Tzam. Les treize graines zapatistes. Nous, les femmes de ma famille qui travaillons "à la maison"

Publié le 24 Mai 2021

Tzam. Les treize graines zapatistes : Conversations depuis les peuples originaires

Tzam signifie "dialoguer" en ayapaneco, l'une des plus de 60 langues parlées sur le territoire ancestral, seule celle-ci, avec ses moins de dix locuteurs, est en danger de disparition. Tzam, pour le dialogue, est le cœur de ce projet.

Le premier jour de janvier 1994, des milliers, des millions de personnes au Mexique et dans de nombreuses régions du monde, ont appris l'histoire des peuples mayas organisés dans l'Armée zapatiste de libération nationale (EZLN). Leurs motifs et leurs douleurs ont été exprimés dans la Première Déclaration de la Selva Lacandona, un document dans lequel leurs intentions sont détaillées : "Nous demandons votre participation décisive pour soutenir ce plan du peuple mexicain qui lutte pour le travail, la terre, le logement, la nourriture, la santé, l'éducation, l'indépendance, la liberté, la démocratie, la justice et la paix", ont déclaré les insurgés. Et dans les mois qui ont suivi, à la suite de leurs rencontres avec la société civile, ils ont ajouté les droits des femmes et le droit à l'information. Treize demandes en tout.

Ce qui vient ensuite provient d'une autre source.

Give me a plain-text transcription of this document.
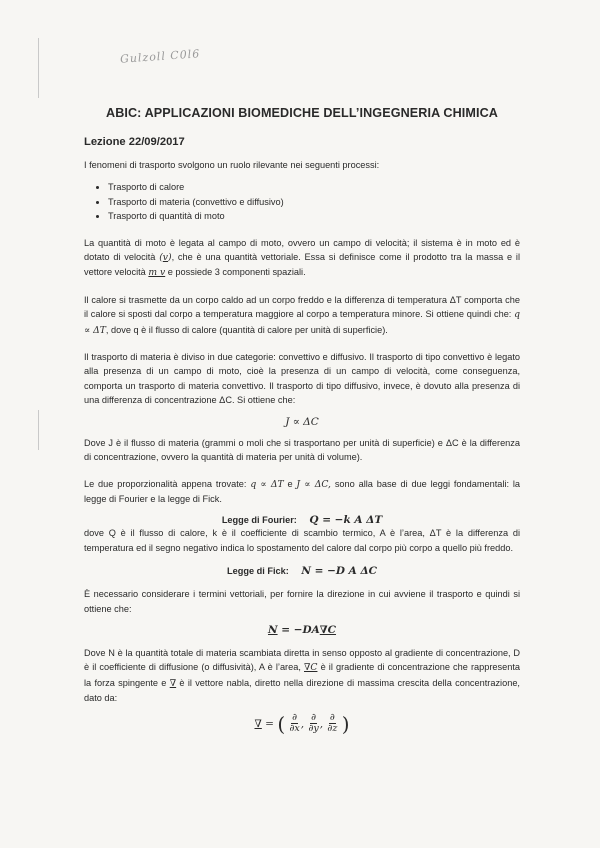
Gulzoll C0l6
ABIC: APPLICAZIONI BIOMEDICHE DELL’INGEGNERIA CHIMICA
Lezione 22/09/2017

I fenomeni di trasporto svolgono un ruolo rilevante nei seguenti processi:

• Trasporto di calore
• Trasporto di materia (convettivo e diffusivo)
• Trasporto di quantità di moto

La quantità di moto è legata al campo di moto, ovvero un campo di velocità; il sistema è in moto ed è dotato di velocità (v), che è una quantità vettoriale. Essa si definisce come il prodotto tra la massa e il vettore velocità m v e possiede 3 componenti spaziali.

Il calore si trasmette da un corpo caldo ad un corpo freddo e la differenza di temperatura ΔT comporta che il calore si sposti dal corpo a temperatura maggiore al corpo a temperatura minore. Si ottiene quindi che: q ∝ ΔT, dove q è il flusso di calore (quantità di calore per unità di superficie).

Il trasporto di materia è diviso in due categorie: convettivo e diffusivo. Il trasporto di tipo convettivo è legato alla presenza di un campo di moto, cioè la presenza di un campo di velocità, come conseguenza, comporta un trasporto di materia convettivo. Il trasporto di tipo diffusivo, invece, è dovuto alla presenza di una differenza di concentrazione ΔC. Si ottiene che:

J ∝ ΔC

Dove J è il flusso di materia (grammi o moli che si trasportano per unità di superficie) e ΔC è la differenza di concentrazione, ovvero la quantità di materia per unità di volume).

Le due proporzionalità appena trovate: q ∝ ΔT e J ∝ ΔC, sono alla base di due leggi fondamentali: la legge di Fourier e la legge di Fick.

Legge di Fourier: Q = −k A ΔT

dove Q è il flusso di calore, k è il coefficiente di scambio termico, A è l’area, ΔT è la differenza di temperatura ed il segno negativo indica lo spostamento del calore dal corpo più corpo a quello più freddo.

Legge di Fick: N = −D A ΔC

È necessario considerare i termini vettoriali, per fornire la direzione in cui avviene il trasporto e quindi si ottiene che:

N = −DA∇C

Dove N è la quantità totale di materia scambiata diretta in senso opposto al gradiente di concentrazione, D è il coefficiente di diffusione (o diffusività), A è l’area, ∇C è il gradiente di concentrazione che rappresenta la forza spingente e ∇ è il vettore nabla, diretto nella direzione di massima crescita della concentrazione, dato da:

∇ = ( $\frac{\partial}{\partial x}$ , $\frac{\partial}{\partial y}$ , $\frac{\partial}{\partial z}$ )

Sans aucun doute, les premiers à être interpellés par cette déclaration ont été les peuples indigènes de tout le pays, mais l'appel était si large et les conditions qui prévalaient si généralisées que bientôt des personnes du reste du Mexique et de nombreux pays d'Amérique latine, ainsi que des États-Unis, de l'Italie, de la France, de l'Espagne, de l'Allemagne, du Japon et de l'Australie, pour n'en citer que quelques-uns, ont fait leurs les revendications.

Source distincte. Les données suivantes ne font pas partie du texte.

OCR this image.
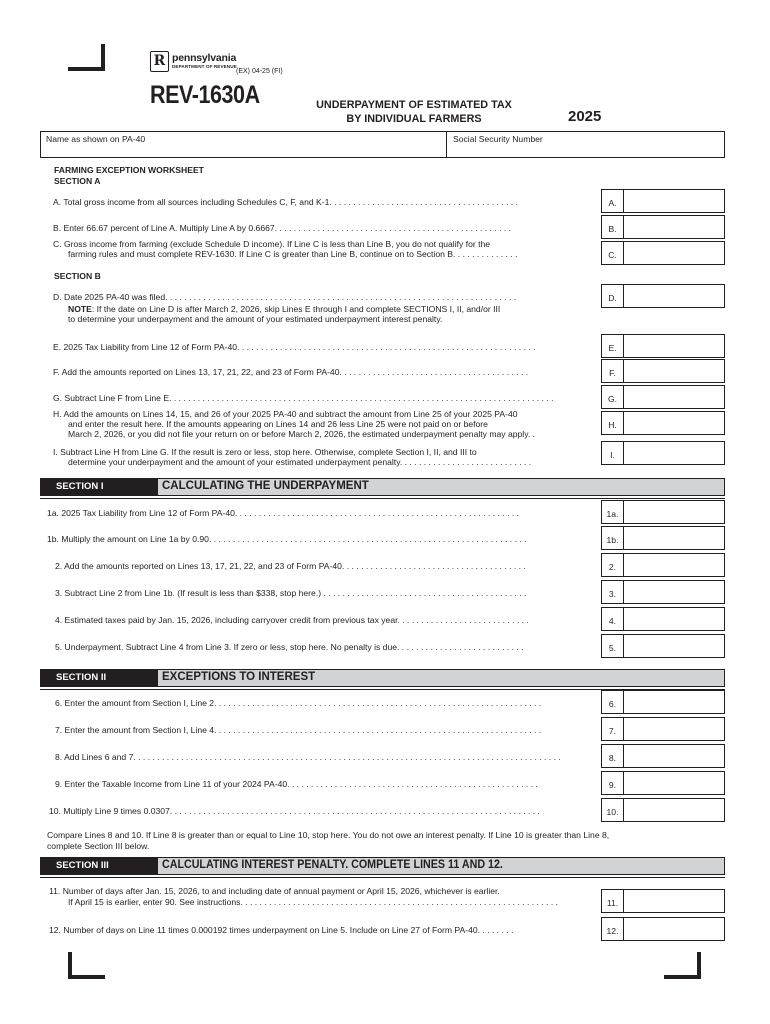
R pennsylvania
DEPARTMENT OF REVENUE
(EX) 04-25 (FI)
REV-1630A	UNDERPAYMENT OF ESTIMATED TAX
BY INDIVIDUAL FARMERS	2025
Name as shown on PA-40	Social Security Number
FARMING EXCEPTION WORKSHEET
SECTION A
A. Total gross income from all sources including Schedules C, F, and K-1. . . . . . . . . . . . . . . . . . . . . . . . . . . . . . . . . . . . . . . .	A.
B. Enter 66.67 percent of Line A. Multiply Line A by 0.6667. . . . . . . . . . . . . . . . . . . . . . . . . . . . . . . . . . . . . . . . . . . . . . . . . .	B.
C. Gross income from farming (exclude Schedule D income). If Line C is less than Line B, you do not qualify for the
farming rules and must complete REV-1630. If Line C is greater than Line B, continue on to Section B. . . . . . . . . . . . . .	C.
SECTION B
D. Date 2025 PA-40 was filed. . . . . . . . . . . . . . . . . . . . . . . . . . . . . . . . . . . . . . . . . . . . . . . . . . . . . . . . . . . . . . . . . . . . . . . . . .
NOTE: If the date on Line D is after March 2, 2026, skip Lines E through I and complete SECTIONS I, II, and/or III
to determine your underpayment and the amount of your estimated underpayment interest penalty.
D.
E. 2025 Tax Liability from Line 12 of Form PA-40. . . . . . . . . . . . . . . . . . . . . . . . . . . . . . . . . . . . . . . . . . . . . . . . . . . . . . . . . . . . . . .	E.
F. Add the amounts reported on Lines 13, 17, 21, 22, and 23 of Form PA-40. . . . . . . . . . . . . . . . . . . . . . . . . . . . . . . . . . . . . . . .	F.
G. Subtract Line F from Line E. . . . . . . . . . . . . . . . . . . . . . . . . . . . . . . . . . . . . . . . . . . . . . . . . . . . . . . . . . . . . . . . . . . . . . . . . . . . . . . . .	G.
H. Add the amounts on Lines 14, 15, and 26 of your 2025 PA-40 and subtract the amount from Line 25 of your 2025 PA-40
and enter the result here. If the amounts appearing on Lines 14 and 26 less Line 25 were not paid on or before
March 2, 2026, or you did not file your return on or before March 2, 2026, the estimated underpayment penalty may apply. .
H.
I. Subtract Line H from Line G. If the result is zero or less, stop here. Otherwise, complete Section I, II, and III to
determine your underpayment and the amount of your estimated underpayment penalty. . . . . . . . . . . . . . . . . . . . . . . . . . . .
I.
SECTION I	CALCULATING THE UNDERPAYMENT
1a. 2025 Tax Liability from Line 12 of Form PA-40. . . . . . . . . . . . . . . . . . . . . . . . . . . . . . . . . . . . . . . . . . . . . . . . . . . . . . . . . . . .	1a.
1b. Multiply the amount on Line 1a by 0.90. . . . . . . . . . . . . . . . . . . . . . . . . . . . . . . . . . . . . . . . . . . . . . . . . . . . . . . . . . . . . . . . . . .	1b.
2. Add the amounts reported on Lines 13, 17, 21, 22, and 23 of Form PA-40. . . . . . . . . . . . . . . . . . . . . . . . . . . . . . . . . . . . . . .	2.
3. Subtract Line 2 from Line 1b. (If result is less than $338, stop here.) . . . . . . . . . . . . . . . . . . . . . . . . . . . . . . . . . . . . . . . . . . .	3.
4. Estimated taxes paid by Jan. 15, 2026, including carryover credit from previous tax year. . . . . . . . . . . . . . . . . . . . . . . . . . . .	4.
5. Underpayment. Subtract Line 4 from Line 3. If zero or less, stop here. No penalty is due. . . . . . . . . . . . . . . . . . . . . . . . . . .	5.
SECTION II	EXCEPTIONS TO INTEREST
6. Enter the amount from Section I, Line 2. . . . . . . . . . . . . . . . . . . . . . . . . . . . . . . . . . . . . . . . . . . . . . . . . . . . . . . . . . . . . . . . . . . . .	6.
7. Enter the amount from Section I, Line 4. . . . . . . . . . . . . . . . . . . . . . . . . . . . . . . . . . . . . . . . . . . . . . . . . . . . . . . . . . . . . . . . . . . . .	7.
8. Add Lines 6 and 7. . . . . . . . . . . . . . . . . . . . . . . . . . . . . . . . . . . . . . . . . . . . . . . . . . . . . . . . . . . . . . . . . . . . . . . . . . . . . . . . . . . . . . . . . .	8.
9. Enter the Taxable Income from Line 11 of your 2024 PA-40. . . . . . . . . . . . . . . . . . . . . . . . . . . . . . . . . . . . . . . . . . . . . . . . . . . . .	9.
10. Multiply Line 9 times 0.0307. . . . . . . . . . . . . . . . . . . . . . . . . . . . . . . . . . . . . . . . . . . . . . . . . . . . . . . . . . . . . . . . . . . . . . . . . . . . . .	10.
Compare Lines 8 and 10. If Line 8 is greater than or equal to Line 10, stop here. You do not owe an interest penalty. If Line 10 is greater than Line 8,
complete Section III below.
SECTION III	CALCULATING INTEREST PENALTY. COMPLETE LINES 11 AND 12.
11. Number of days after Jan. 15, 2026, to and including date of annual payment or April 15, 2026, whichever is earlier.
If April 15 is earlier, enter 90. See instructions. . . . . . . . . . . . . . . . . . . . . . . . . . . . . . . . . . . . . . . . . . . . . . . . . . . . . . . . . . . . . . . . . . .	11.
12. Number of days on Line 11 times 0.000192 times underpayment on Line 5. Include on Line 27 of Form PA-40. . . . . . . .	12.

Aujourd'hui, alors que les zapatistes et les membres du Congrès national indigène (CNI, selon ses initiales espagnoles) entreprennent un voyage transatlantique à travers une trentaine de pays d'Europe pour rencontrer leurs pairs du vieux continent, Desinformémonos propose un voyage parallèle. Il ne s'agit pas d'un nouveau voyage, puisque l'EZLN n'a cessé de le parcourir depuis plus de 27 ans, mais de réunir la pensée et la créativité de 130 collaborateurs issus de divers peuples, nations, tribus et quartiers indigènes, qui dialogueront avec chacune des revendications/graines zapatistes, une par mois. Concrètement, 10 participations mensuelles de différents peuples indigènes qui élaborent leur histoire et leur réalité actuelle, en prenant comme base chacune des graines/demandes. Treize graines, treize mois, 130 collaborateurs, de mai 2021 à mai 2022.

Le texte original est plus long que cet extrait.